This appears to be an issue that arises when /etc/passwd and /etc/group aren't correctly synched with their shadow counterparts. To trigger the bug on a broken system, try to login as a user with an valid username but invalid password, then try to login as that user with root's password, and then login as that user correctly, if the system is affected, you fill find that you are root with a broken home directory. The immediate fix for an effected system is to resync the passwd and shadow files by doing the following: -==-cut here-==- pwconv pwunconv grpunconv grpconv pwconv -==-cut here-==- at least that is what worked for me.

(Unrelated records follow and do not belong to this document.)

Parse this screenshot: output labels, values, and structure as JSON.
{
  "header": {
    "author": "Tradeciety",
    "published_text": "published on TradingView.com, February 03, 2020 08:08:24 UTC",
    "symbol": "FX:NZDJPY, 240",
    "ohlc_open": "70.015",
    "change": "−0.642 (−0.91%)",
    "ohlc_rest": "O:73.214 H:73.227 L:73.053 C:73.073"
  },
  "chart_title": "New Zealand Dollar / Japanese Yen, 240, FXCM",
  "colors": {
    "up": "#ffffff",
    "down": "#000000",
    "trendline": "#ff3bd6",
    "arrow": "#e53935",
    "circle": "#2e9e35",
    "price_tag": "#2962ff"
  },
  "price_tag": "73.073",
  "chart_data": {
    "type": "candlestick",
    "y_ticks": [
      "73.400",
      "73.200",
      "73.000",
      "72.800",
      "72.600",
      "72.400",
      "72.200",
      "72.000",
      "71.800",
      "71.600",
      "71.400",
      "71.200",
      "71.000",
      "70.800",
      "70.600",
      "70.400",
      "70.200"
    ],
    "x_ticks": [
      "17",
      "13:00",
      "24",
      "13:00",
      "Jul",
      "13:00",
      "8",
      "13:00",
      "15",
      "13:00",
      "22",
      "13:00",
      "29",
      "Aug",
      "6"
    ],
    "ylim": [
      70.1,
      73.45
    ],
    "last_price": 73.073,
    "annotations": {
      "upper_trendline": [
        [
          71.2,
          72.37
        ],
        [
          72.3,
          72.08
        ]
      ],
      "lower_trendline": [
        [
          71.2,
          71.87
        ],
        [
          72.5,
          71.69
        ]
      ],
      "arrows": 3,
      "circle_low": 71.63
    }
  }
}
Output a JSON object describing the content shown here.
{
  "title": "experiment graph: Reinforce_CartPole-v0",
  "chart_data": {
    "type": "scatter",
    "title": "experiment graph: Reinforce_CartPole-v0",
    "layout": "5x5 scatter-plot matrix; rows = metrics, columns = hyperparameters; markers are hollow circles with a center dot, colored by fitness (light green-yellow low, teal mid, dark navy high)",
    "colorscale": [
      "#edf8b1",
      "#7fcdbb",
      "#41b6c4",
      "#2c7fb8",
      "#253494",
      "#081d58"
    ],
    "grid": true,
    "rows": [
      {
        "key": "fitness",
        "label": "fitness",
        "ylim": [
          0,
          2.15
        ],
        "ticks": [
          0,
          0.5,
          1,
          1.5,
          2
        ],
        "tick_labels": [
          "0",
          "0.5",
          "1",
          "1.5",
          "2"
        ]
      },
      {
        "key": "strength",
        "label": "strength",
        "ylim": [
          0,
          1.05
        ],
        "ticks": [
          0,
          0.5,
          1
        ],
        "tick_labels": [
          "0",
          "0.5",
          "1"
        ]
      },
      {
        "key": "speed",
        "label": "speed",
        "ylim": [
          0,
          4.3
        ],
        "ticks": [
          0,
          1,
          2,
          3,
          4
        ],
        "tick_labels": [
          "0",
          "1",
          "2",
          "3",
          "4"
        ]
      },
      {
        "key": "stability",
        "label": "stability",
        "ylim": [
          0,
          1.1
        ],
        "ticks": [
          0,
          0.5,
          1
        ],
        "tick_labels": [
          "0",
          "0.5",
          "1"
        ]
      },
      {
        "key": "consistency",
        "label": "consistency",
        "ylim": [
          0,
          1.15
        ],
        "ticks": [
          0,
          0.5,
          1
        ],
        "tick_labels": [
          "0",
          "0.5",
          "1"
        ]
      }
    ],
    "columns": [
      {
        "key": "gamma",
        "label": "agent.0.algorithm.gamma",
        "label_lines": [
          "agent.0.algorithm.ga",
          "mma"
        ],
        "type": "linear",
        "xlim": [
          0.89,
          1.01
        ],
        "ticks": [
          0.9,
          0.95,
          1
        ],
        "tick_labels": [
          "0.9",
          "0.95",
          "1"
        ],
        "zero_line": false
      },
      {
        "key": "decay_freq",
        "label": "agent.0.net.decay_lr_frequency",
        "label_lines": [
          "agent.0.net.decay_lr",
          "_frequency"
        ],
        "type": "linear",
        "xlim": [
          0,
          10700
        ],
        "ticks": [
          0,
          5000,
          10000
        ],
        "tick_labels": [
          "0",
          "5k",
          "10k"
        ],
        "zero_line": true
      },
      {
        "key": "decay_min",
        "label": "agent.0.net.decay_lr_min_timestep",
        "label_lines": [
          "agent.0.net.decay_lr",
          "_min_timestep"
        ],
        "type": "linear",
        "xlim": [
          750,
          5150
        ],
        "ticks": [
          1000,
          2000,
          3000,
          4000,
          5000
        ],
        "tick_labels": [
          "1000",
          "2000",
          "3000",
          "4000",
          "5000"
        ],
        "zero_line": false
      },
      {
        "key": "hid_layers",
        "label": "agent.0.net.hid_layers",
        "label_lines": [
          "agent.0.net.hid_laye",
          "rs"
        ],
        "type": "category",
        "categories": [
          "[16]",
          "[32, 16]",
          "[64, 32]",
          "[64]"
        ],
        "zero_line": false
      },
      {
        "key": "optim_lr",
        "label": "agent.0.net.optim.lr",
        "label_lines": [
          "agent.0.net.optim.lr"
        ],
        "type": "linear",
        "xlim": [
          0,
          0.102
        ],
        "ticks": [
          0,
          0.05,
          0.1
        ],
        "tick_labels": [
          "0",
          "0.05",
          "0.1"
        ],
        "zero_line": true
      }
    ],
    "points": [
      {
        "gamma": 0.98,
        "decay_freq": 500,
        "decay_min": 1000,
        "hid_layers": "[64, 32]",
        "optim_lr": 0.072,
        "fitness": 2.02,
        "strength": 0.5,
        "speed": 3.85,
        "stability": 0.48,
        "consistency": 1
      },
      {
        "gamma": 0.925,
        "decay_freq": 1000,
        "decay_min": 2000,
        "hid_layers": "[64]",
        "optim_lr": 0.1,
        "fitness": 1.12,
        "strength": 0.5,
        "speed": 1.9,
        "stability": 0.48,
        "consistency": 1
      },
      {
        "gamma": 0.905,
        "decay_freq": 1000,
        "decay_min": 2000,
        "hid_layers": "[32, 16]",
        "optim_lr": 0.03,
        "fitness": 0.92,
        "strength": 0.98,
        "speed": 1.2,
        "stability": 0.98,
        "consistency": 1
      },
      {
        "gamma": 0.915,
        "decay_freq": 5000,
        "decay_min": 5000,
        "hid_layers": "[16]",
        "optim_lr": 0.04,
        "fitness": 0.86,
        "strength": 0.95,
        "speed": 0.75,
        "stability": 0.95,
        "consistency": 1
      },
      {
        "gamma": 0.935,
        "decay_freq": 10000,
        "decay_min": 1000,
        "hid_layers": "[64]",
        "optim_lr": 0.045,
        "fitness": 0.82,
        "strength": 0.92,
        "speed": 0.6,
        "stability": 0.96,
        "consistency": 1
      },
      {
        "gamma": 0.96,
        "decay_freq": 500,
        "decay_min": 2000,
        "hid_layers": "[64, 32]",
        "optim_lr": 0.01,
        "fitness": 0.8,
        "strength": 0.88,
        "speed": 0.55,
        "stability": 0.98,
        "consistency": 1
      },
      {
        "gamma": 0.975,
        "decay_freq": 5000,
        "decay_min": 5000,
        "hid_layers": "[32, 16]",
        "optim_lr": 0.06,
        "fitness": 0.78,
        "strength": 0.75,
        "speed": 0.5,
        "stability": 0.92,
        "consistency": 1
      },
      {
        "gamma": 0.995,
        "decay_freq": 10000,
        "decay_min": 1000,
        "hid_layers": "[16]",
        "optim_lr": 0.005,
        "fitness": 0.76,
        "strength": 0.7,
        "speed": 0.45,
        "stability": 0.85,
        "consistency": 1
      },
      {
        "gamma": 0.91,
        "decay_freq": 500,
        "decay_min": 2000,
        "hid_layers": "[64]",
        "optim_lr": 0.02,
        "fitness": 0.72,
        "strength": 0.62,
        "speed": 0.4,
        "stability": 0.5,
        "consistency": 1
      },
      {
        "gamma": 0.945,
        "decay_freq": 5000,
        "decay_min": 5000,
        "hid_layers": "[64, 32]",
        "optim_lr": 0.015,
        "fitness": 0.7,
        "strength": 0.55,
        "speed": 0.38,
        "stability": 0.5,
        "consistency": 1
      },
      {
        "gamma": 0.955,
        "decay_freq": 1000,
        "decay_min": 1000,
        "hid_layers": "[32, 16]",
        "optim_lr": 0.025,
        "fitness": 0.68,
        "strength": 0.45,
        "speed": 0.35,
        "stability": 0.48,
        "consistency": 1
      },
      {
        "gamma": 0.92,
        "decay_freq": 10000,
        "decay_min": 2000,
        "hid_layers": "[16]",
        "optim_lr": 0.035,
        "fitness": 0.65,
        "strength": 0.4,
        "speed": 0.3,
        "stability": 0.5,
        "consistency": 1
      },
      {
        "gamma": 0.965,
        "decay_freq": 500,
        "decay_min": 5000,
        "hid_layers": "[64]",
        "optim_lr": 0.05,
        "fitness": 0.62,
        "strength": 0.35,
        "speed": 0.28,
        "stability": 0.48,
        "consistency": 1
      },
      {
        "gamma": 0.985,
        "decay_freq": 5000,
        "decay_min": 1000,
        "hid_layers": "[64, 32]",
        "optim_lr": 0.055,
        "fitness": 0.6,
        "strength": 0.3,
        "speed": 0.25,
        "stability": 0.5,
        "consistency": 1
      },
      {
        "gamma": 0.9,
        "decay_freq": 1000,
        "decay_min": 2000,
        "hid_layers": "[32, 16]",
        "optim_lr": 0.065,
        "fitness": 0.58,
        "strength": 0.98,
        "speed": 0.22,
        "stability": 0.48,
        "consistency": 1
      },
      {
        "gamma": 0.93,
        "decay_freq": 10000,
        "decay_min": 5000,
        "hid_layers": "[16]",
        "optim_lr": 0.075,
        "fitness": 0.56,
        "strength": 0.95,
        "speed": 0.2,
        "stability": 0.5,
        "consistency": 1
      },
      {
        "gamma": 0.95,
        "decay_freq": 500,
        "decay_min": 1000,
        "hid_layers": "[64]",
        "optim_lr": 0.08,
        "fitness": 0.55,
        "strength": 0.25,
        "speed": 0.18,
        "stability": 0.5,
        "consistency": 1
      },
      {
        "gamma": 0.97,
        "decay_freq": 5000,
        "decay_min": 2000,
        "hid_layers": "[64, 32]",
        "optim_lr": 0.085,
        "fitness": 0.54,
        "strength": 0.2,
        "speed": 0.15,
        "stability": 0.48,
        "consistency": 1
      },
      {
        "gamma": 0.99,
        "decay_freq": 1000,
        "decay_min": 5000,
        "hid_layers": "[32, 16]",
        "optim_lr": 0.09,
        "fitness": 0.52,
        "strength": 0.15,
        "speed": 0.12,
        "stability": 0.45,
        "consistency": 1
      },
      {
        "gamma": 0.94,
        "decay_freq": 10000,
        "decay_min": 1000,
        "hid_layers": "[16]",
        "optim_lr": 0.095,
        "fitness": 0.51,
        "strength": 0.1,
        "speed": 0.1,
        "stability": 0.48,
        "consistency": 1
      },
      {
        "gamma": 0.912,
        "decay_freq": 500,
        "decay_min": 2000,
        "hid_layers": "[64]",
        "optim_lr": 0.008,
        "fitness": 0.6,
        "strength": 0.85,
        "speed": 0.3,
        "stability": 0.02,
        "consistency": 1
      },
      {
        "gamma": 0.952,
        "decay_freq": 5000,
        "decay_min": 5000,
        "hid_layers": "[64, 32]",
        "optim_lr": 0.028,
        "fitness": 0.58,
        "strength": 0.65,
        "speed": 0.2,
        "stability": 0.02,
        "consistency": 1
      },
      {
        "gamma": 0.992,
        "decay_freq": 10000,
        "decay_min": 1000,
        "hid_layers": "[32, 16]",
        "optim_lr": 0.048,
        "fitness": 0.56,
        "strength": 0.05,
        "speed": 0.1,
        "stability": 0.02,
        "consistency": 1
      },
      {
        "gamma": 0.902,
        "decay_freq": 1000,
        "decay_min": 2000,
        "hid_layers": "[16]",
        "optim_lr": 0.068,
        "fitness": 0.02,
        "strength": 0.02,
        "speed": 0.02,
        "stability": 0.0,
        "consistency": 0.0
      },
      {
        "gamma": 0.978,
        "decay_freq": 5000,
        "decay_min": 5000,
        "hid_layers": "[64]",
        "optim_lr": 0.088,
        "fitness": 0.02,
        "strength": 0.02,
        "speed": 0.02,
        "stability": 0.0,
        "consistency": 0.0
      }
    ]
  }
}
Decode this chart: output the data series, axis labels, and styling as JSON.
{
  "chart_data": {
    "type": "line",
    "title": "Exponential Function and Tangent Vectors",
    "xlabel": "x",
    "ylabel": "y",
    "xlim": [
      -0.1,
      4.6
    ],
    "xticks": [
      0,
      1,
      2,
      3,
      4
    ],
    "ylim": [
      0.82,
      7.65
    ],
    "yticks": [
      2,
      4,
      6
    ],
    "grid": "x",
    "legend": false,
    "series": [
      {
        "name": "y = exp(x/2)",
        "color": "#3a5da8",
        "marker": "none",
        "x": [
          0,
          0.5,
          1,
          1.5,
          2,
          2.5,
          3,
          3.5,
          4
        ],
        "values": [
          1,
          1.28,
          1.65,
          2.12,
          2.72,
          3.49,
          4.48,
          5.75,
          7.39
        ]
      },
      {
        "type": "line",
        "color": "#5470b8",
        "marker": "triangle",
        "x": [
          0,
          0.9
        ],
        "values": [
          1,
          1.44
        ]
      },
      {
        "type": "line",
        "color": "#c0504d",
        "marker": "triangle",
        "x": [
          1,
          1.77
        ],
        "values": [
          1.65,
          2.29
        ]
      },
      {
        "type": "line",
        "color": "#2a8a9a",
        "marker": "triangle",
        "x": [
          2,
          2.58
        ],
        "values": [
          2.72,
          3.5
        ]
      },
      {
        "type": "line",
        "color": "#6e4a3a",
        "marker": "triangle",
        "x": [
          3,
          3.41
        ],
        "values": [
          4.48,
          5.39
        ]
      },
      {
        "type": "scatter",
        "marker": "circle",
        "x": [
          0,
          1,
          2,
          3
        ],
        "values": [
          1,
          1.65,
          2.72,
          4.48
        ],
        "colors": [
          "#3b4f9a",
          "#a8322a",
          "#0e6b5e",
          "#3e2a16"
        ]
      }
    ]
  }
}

This is a realy BIG problem. It is much easier to replicate then desribed. Try to login from a virtual terminal 3 times in a row as a regular user with the wrong password (any password) and finaly enter the correct password. You are now logged in as root. Someone just posted that it can be remotely eploitable if you run a telnet server. This is so big, that until it is fixed, you should recommend disconnecting Gentoo boxes from the Internet. The big priority and severity should be upped to the maximum.
the problem is with pam_pwdb.so flaking out if there are minor issues with the passwd database. It's still a pam_pwdb.so problem -- fix in progress... stay tuned... (replace all occurrences of pam_pwb.so with pam_unix.so in your /etc/pam.d files, particularly system-auth for a quick fix..)
The 4.0.2-r2 shadow package fixes this big bad Gentoo 1.0 bug.